Feb. 14 (Bloomberg) -- Usinas Siderurgicas de Minas Gerais SA, Brazil’s second-largest steelmaker by output, led losses on the Ibovespa after its quarterly earnings report showed sales missed estimates and debt costs surged as the real weakened.
Shares of Usiminas, as the company is known, dropped 4.1 percent to 11.54 reais at the close of trading in Sao Paulo, the lowest since Oct. 29. The Ibovespa rose 0.8 percent.
Net financial expenses totaled 265.2 million reais ($111.2 million) in the fourth quarter, compared with 117.6 million in the prior three months, as the currency tumbled 6.1 percent, according to a regulatory filing today. Sales were 3.19 billion reais, trailing the average estimate of 3.27 billion reais from eight analysts surveyed by Bloomberg.

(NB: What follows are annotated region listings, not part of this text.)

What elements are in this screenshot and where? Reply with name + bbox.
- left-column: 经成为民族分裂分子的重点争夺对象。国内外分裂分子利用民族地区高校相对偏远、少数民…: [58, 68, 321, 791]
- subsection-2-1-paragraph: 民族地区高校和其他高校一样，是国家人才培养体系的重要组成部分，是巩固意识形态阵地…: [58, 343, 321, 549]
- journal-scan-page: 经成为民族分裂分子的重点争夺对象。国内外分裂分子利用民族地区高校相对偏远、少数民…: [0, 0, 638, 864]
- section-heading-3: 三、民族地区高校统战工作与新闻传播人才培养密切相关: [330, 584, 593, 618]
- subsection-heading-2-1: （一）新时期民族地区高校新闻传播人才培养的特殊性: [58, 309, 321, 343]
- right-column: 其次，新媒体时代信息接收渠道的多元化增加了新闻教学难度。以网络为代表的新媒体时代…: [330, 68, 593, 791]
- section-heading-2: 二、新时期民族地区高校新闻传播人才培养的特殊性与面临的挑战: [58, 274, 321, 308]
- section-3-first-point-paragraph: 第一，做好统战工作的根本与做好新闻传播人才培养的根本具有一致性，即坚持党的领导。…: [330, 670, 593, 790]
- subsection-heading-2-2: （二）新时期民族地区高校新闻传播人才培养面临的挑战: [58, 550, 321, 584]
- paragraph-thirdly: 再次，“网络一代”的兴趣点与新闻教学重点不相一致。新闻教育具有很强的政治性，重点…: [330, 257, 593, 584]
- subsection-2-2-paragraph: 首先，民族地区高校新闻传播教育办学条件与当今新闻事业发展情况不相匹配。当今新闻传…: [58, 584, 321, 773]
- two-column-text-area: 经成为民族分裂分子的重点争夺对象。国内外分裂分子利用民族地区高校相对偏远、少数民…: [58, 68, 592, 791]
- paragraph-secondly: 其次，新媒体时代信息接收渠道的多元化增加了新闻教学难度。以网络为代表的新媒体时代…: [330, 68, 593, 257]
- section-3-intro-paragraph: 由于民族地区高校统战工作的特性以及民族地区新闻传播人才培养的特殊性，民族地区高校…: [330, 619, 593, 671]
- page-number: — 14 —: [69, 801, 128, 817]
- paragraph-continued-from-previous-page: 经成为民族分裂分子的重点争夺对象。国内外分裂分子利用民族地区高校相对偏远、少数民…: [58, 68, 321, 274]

Investors are concerned “given expectations of further currency depreciation,” Andreas Bokkenheuser, an equity analyst at UBS AG with a sell recommendation on the stock, said today in an e-mail message. Thirty-four percent of Usiminas’s 6.9 billion reais of gross debt as of Dec. 31 was denominated in foreign currencies, according to today’s filing.
The real has lost 18 percent in the past year, the most after the South African rand among major currencies. Usiminas got 94 percent of its revenue from Brazil in the third quarter, data compiled by Bloomberg show.